Porté à la tête de la Force Cauri pour un Bénin Émergent (Fcbe) dans un contexte particulièrement orageux, marqué par l’obtention du certificat de conformité du parti contre le plein gré de son fondateur Boni Yayi, Paul Hounkpè vient de clore un chapitre majeur de son parcours politique. Après sept ans d’une gestion à la fois contestée et résiliente, le Secrétaire Exécutif National (Sen) dépose enfin le tablier. Sa lettre de démission, datée du 28 avril 2026 à Abomey-Calavi, se veut sobre mais s’avère lourde de sens, marquant la fin d’une ère pour cette formation politique. Si cet acte relève de son droit le plus absolu, les circonstances de ce départ suggèrent que le candidat malheureux aux élections présidentielles de 2021 et du 12 avril dernier pressent l’arrivée d’un déluge politique.
En 2019, alors que l’opposition radicale prônait le boycott face aux impasses juridiques, Paul Hounkpè avait fait le pari risqué du compromis administratif. C’est un choix qu’il prend d’ailleurs soin de rappeler dans sa missive en soulignant la longévité de son engagement, précisant qu’il a passé plus de six ans à la barre depuis septembre 2019. L’obtention du certificat de conformité, perçue par l’aile dure comme une trahison envers l’ancien président Boni Yayi, avait scellé un divorce idéologique profond et définitif. Hounkpè s’était alors retrouvé aux commandes d’un navire dont l’équipage historique avait déserté, le laissant seul face à l’étiquette pesante d’une opposition dite modérée. Ce parcours n’a pas été de tout repos, comme il l’admet lui-même en évoquant les hauts et les bas ainsi que les échecs inhérents à la condition humaine.
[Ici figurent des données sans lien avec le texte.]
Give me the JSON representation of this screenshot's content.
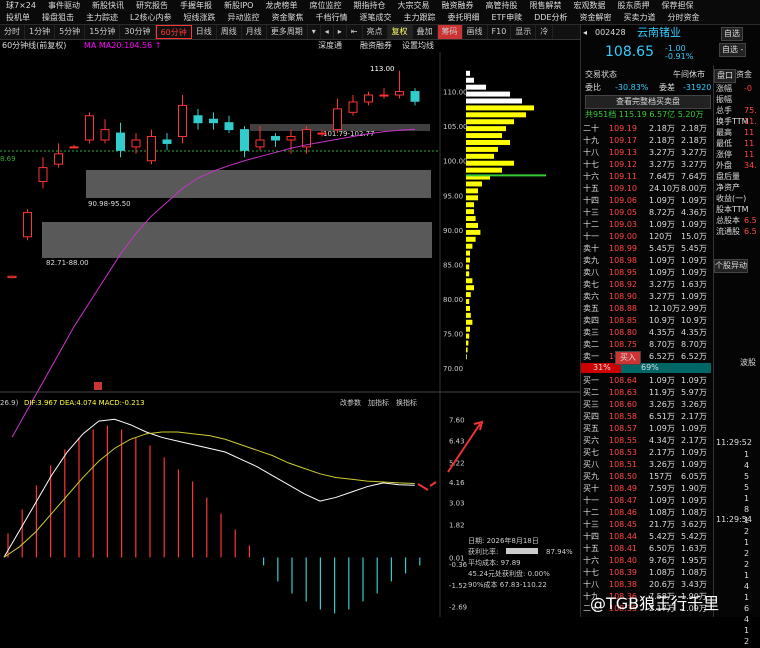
{
  "menubar": {
    "row1": [
      "球7×24",
      "事件驱动",
      "新股快讯",
      "研究报告",
      "手握年报",
      "新股IPO",
      "龙虎榜单",
      "席位监控",
      "期指持仓",
      "大宗交易",
      "融资融券",
      "高管持股",
      "限售解禁",
      "宏观数据",
      "股东质押",
      "保荐担保"
    ],
    "row2": [
      "投机单",
      "操盘狙击",
      "主力踪迹",
      "L2核心内参",
      "短线涨跌",
      "异动监控",
      "资金聚焦",
      "千档行情",
      "逐笔成交",
      "主力跟踪",
      "委托明细",
      "ETF申赎",
      "DDE分析",
      "资金解密",
      "买卖力道",
      "分时资金"
    ]
  },
  "toolbar": [
    "分时",
    "1分钟",
    "5分钟",
    "15分钟",
    "30分钟",
    "60分钟",
    "日线",
    "周线",
    "月线",
    "更多周期",
    "▾",
    "◂",
    "▸",
    "⇤",
    "亮点",
    "复权",
    "叠加",
    "筹码",
    "画线",
    "F10",
    "显示",
    "冷"
  ],
  "subbar": {
    "left": "60分钟线(前复权)",
    "ma": "MA  MA20:104.56 ↑",
    "tabs": [
      "深度通",
      "融资融券",
      "设置均线"
    ]
  },
  "price_axis": [
    "110.00",
    "105.00",
    "100.00",
    "95.00",
    "90.00",
    "85.00",
    "80.00",
    "75.00",
    "70.00"
  ],
  "price_labels": {
    "high": "113.00",
    "box1": "101.79-102.77",
    "box2": "90.98-95.50",
    "box3": "82.71-88.00",
    "left_price": "8.69"
  },
  "macd": {
    "label": "DIF:3.967  DEA:4.074  MACD:-0.213",
    "prefix": "26.9)",
    "tabs": [
      "改参数",
      "加指标",
      "换指标"
    ],
    "axis": [
      "7.60",
      "6.43",
      "5.22",
      "4.16",
      "3.03",
      "1.82",
      "0.01",
      "-0.36",
      "-1.52",
      "-2.69"
    ]
  },
  "chip": {
    "date": "日期: 2026年8月18日",
    "profit": "获利比率:",
    "profit_val": "87.94%",
    "avg_cost": "平均成本: 97.89",
    "zero": "45.24元处获利盘: 0.00%",
    "cost90": "90%成本 67.83-110.22"
  },
  "quote": {
    "code": "002428",
    "name": "云南锗业",
    "price": "108.65",
    "change": "-1.00",
    "pct": "-0.91%",
    "btn_self": "自选",
    "btn_add": "自选 -",
    "status": "交易状态",
    "status_val": "午间休市",
    "webi": "委比",
    "webi_val": "-30.83%",
    "weicha": "委差",
    "weicha_val": "-31920",
    "view_btn": "查看完整档买卖盘",
    "summary": "共951档 115.19  6.57亿  5.20万",
    "tabs": [
      "盘口",
      "资金"
    ]
  },
  "asks": [
    [
      "二十",
      "109.19",
      "2.18万",
      "2.18万"
    ],
    [
      "十九",
      "109.17",
      "2.18万",
      "2.18万"
    ],
    [
      "十八",
      "109.13",
      "3.27万",
      "3.27万"
    ],
    [
      "十七",
      "109.12",
      "3.27万",
      "3.27万"
    ],
    [
      "十六",
      "109.11",
      "7.64万",
      "7.64万"
    ],
    [
      "十五",
      "109.10",
      "24.10万",
      "8.00万"
    ],
    [
      "十四",
      "109.06",
      "1.09万",
      "1.09万"
    ],
    [
      "十三",
      "109.05",
      "8.72万",
      "4.36万"
    ],
    [
      "十二",
      "109.03",
      "1.09万",
      "1.09万"
    ],
    [
      "十一",
      "109.00",
      "120万",
      "15.0万"
    ],
    [
      "卖十",
      "108.99",
      "5.45万",
      "5.45万"
    ],
    [
      "卖九",
      "108.98",
      "1.09万",
      "1.09万"
    ],
    [
      "卖八",
      "108.95",
      "1.09万",
      "1.09万"
    ],
    [
      "卖七",
      "108.92",
      "3.27万",
      "1.63万"
    ],
    [
      "卖六",
      "108.90",
      "3.27万",
      "1.09万"
    ],
    [
      "卖五",
      "108.88",
      "12.10万",
      "2.99万"
    ],
    [
      "卖四",
      "108.85",
      "10.9万",
      "10.9万"
    ],
    [
      "卖三",
      "108.80",
      "4.35万",
      "4.35万"
    ],
    [
      "卖二",
      "108.75",
      "8.70万",
      "8.70万"
    ],
    [
      "卖一",
      "108.70",
      "6.52万",
      "6.52万"
    ]
  ],
  "bs_bar": {
    "label": "买入",
    "left": "31%",
    "right": "69%"
  },
  "bids": [
    [
      "买一",
      "108.64",
      "1.09万",
      "1.09万"
    ],
    [
      "买二",
      "108.63",
      "11.9万",
      "5.97万"
    ],
    [
      "买三",
      "108.60",
      "3.26万",
      "3.26万"
    ],
    [
      "买四",
      "108.58",
      "6.51万",
      "2.17万"
    ],
    [
      "买五",
      "108.57",
      "1.09万",
      "1.09万"
    ],
    [
      "买六",
      "108.55",
      "4.34万",
      "2.17万"
    ],
    [
      "买七",
      "108.53",
      "2.17万",
      "1.09万"
    ],
    [
      "买八",
      "108.51",
      "3.26万",
      "1.09万"
    ],
    [
      "买九",
      "108.50",
      "157万",
      "6.05万"
    ],
    [
      "买十",
      "108.49",
      "7.59万",
      "1.90万"
    ],
    [
      "十一",
      "108.47",
      "1.09万",
      "1.09万"
    ],
    [
      "十二",
      "108.46",
      "1.08万",
      "1.08万"
    ],
    [
      "十三",
      "108.45",
      "21.7万",
      "3.62万"
    ],
    [
      "十四",
      "108.44",
      "5.42万",
      "5.42万"
    ],
    [
      "十五",
      "108.41",
      "6.50万",
      "1.63万"
    ],
    [
      "十六",
      "108.40",
      "9.76万",
      "1.95万"
    ],
    [
      "十七",
      "108.39",
      "1.08万",
      "1.08万"
    ],
    [
      "十八",
      "108.38",
      "20.6万",
      "3.43万"
    ],
    [
      "十九",
      "108.36",
      "7.58万",
      "1.90万"
    ],
    [
      "二十",
      "108.35",
      "2.17万",
      "1.09万"
    ]
  ],
  "side": {
    "labels": [
      "涨幅",
      "振幅",
      "总手",
      "换手TTM",
      "最高",
      "最低",
      "涨停",
      "外盘",
      "盘后量",
      "净资产",
      "收益(一)",
      "股本TTM",
      "总股本",
      "流通股"
    ],
    "values": [
      "-0",
      "",
      "75.",
      "11.",
      "11",
      "11",
      "11",
      "34.",
      "",
      "",
      "",
      "",
      "6.5",
      "6.5"
    ],
    "alert": "个股异动",
    "times": [
      "11:29:52",
      "11:29:54"
    ],
    "right_label": "波股",
    "ticks": [
      "1",
      "4",
      "5",
      "5",
      "1",
      "8",
      "1",
      "2",
      "1",
      "2",
      "2",
      "1",
      "4",
      "1",
      "6",
      "4",
      "1",
      "2"
    ]
  },
  "watermark": "@TGB狼王行千里",
  "colors": {
    "up": "#ff3333",
    "down": "#33cccc",
    "ma20": "#cc33cc",
    "chip": "#ffff00",
    "dif": "#ffffff",
    "dea": "#cccc33"
  },
  "candles": [
    {
      "o": 83.1,
      "c": 83.3,
      "h": 83.4,
      "l": 83.0
    },
    {
      "o": 89.0,
      "c": 92.5,
      "h": 93.0,
      "l": 88.5
    },
    {
      "o": 97.0,
      "c": 99.0,
      "h": 100.5,
      "l": 96.0
    },
    {
      "o": 99.5,
      "c": 101.0,
      "h": 102.5,
      "l": 99.0
    },
    {
      "o": 102.0,
      "c": 102.0,
      "h": 102.3,
      "l": 101.8
    },
    {
      "o": 103.0,
      "c": 106.5,
      "h": 107.0,
      "l": 102.5
    },
    {
      "o": 103.0,
      "c": 104.5,
      "h": 106.0,
      "l": 102.5
    },
    {
      "o": 104.0,
      "c": 101.5,
      "h": 105.5,
      "l": 100.5
    },
    {
      "o": 102.0,
      "c": 103.0,
      "h": 104.0,
      "l": 101.0
    },
    {
      "o": 100.0,
      "c": 103.5,
      "h": 104.5,
      "l": 99.5
    },
    {
      "o": 103.0,
      "c": 102.5,
      "h": 104.0,
      "l": 101.5
    },
    {
      "o": 103.5,
      "c": 108.0,
      "h": 109.5,
      "l": 102.5
    },
    {
      "o": 106.5,
      "c": 105.5,
      "h": 107.5,
      "l": 104.5
    },
    {
      "o": 106.0,
      "c": 105.5,
      "h": 107.0,
      "l": 104.5
    },
    {
      "o": 105.5,
      "c": 104.5,
      "h": 106.5,
      "l": 104.0
    },
    {
      "o": 104.5,
      "c": 101.5,
      "h": 105.0,
      "l": 100.5
    },
    {
      "o": 102.0,
      "c": 103.0,
      "h": 105.0,
      "l": 101.5
    },
    {
      "o": 103.5,
      "c": 103.0,
      "h": 104.0,
      "l": 102.0
    },
    {
      "o": 103.0,
      "c": 103.5,
      "h": 104.5,
      "l": 101.0
    },
    {
      "o": 102.0,
      "c": 104.5,
      "h": 105.0,
      "l": 101.0
    },
    {
      "o": 104.0,
      "c": 104.0,
      "h": 104.5,
      "l": 103.5
    },
    {
      "o": 104.5,
      "c": 107.5,
      "h": 109.0,
      "l": 104.0
    },
    {
      "o": 107.0,
      "c": 108.5,
      "h": 109.5,
      "l": 106.5
    },
    {
      "o": 108.5,
      "c": 109.5,
      "h": 110.0,
      "l": 108.0
    },
    {
      "o": 109.5,
      "c": 109.5,
      "h": 110.5,
      "l": 109.0
    },
    {
      "o": 109.5,
      "c": 110.0,
      "h": 113.0,
      "l": 109.0
    },
    {
      "o": 110.0,
      "c": 108.6,
      "h": 110.5,
      "l": 108.0
    }
  ],
  "ma20": [
    60.0,
    64.0,
    68.0,
    72.0,
    76.0,
    79.5,
    83.0,
    86.5,
    89.5,
    92.0,
    94.0,
    96.0,
    97.5,
    98.5,
    99.3,
    100.0,
    100.6,
    101.2,
    101.8,
    102.3,
    102.7,
    103.1,
    103.5,
    103.9,
    104.2,
    104.4,
    104.56
  ],
  "macd_bars": [
    0.6,
    1.2,
    1.8,
    2.3,
    2.7,
    3.0,
    3.2,
    3.3,
    3.2,
    3.0,
    2.8,
    2.5,
    2.2,
    1.9,
    1.5,
    1.1,
    0.7,
    0.3,
    -0.2,
    -0.6,
    -0.9,
    -1.1,
    -1.3,
    -1.4,
    -1.3,
    -1.1,
    -0.9,
    -0.6,
    -0.4,
    -0.2
  ],
  "dif": [
    0.01,
    1.5,
    3.0,
    4.5,
    5.8,
    6.8,
    7.5,
    7.6,
    7.3,
    6.9,
    6.6,
    6.4,
    6.2,
    6.0,
    5.8,
    5.4,
    5.0,
    4.5,
    4.0,
    3.5,
    3.1,
    3.3,
    3.6,
    3.9,
    4.1,
    4.0,
    3.97
  ],
  "dea": [
    0.01,
    0.6,
    1.4,
    2.4,
    3.4,
    4.4,
    5.3,
    6.0,
    6.5,
    6.8,
    6.9,
    6.9,
    6.8,
    6.7,
    6.5,
    6.2,
    5.9,
    5.6,
    5.2,
    4.9,
    4.6,
    4.4,
    4.3,
    4.2,
    4.15,
    4.1,
    4.07
  ],
  "chips": [
    [
      113,
      0.05
    ],
    [
      112,
      0.1
    ],
    [
      111,
      0.25
    ],
    [
      110,
      0.55
    ],
    [
      109,
      0.7
    ],
    [
      108,
      0.85
    ],
    [
      107,
      0.75
    ],
    [
      106,
      0.6
    ],
    [
      105,
      0.5
    ],
    [
      104,
      0.45
    ],
    [
      103,
      0.55
    ],
    [
      102,
      0.4
    ],
    [
      101,
      0.35
    ],
    [
      100,
      0.6
    ],
    [
      99,
      0.45
    ],
    [
      98,
      0.3
    ],
    [
      97,
      0.2
    ],
    [
      96,
      0.15
    ],
    [
      95,
      0.15
    ],
    [
      94,
      0.1
    ],
    [
      93,
      0.1
    ],
    [
      92,
      0.12
    ],
    [
      91,
      0.15
    ],
    [
      90,
      0.18
    ],
    [
      89,
      0.12
    ],
    [
      88,
      0.08
    ],
    [
      87,
      0.05
    ],
    [
      86,
      0.05
    ],
    [
      85,
      0.04
    ],
    [
      84,
      0.04
    ],
    [
      83,
      0.08
    ],
    [
      82,
      0.1
    ],
    [
      81,
      0.06
    ],
    [
      80,
      0.04
    ],
    [
      79,
      0.05
    ],
    [
      78,
      0.06
    ],
    [
      77,
      0.08
    ],
    [
      76,
      0.05
    ],
    [
      75,
      0.04
    ],
    [
      74,
      0.03
    ],
    [
      73,
      0.02
    ],
    [
      72,
      0.01
    ]
  ]
}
Il est toutefois intriguant de constater que c’est précisément à l’heure du bilan que le désormais ex-patron de la Fcbe décide de claquer la porte. Les scores obtenus lors des derniers scrutins ont agi comme un révélateur brutal de l’érosion du parti. En échouant à mobiliser au-delà de son cercle restreint, la Fcbe a vu son influence s’étioler sur l’échiquier politique national au point de ne plus compter aucun élu. Cette démission démontre que Paul Hounkpè tire enfin les conclusions d’un échec qui n’est plus seulement statistique, mais structurel. Dans un contexte de réforme politique profonde, cet échec pourrait bien ouvrir la porte à la dispersion totale du noyau restant, surtout face à la trêve politique désormais inscrite dans la constitution béninoise et qui s’annonce implacable.
Privé de financement public puisqu’il ne remplit plus les conditions de représentativité, le pronostic vital du parti est désormais engagé avant les prochaines élections générales prévues pour 2033. Alors, dans une atmosphère où les adhésions sont devenues quasi inexistantes, cette démission sonne comme une échappatoire stratégique trouvée par Hounkpè afin d’éviter de couler avec le navire dont il avait hérité par la force des choses. Toutefois, sa posture de modéré étant désormais bien cotée par le pouvoir en place, notamment pour avoir accepté de faire le jeu face à Romuald Wadagni lors de l’élection présidentielle du 12 avril dernier, ce départ pourrait bien lui ouvrir de nouvelles perspectives. Une nomination au Sénat en guise de récompense pour avoir sauvé la face du processus électoral n’est désormais plus à exclure pour celui qui vient de quitter les Cauris.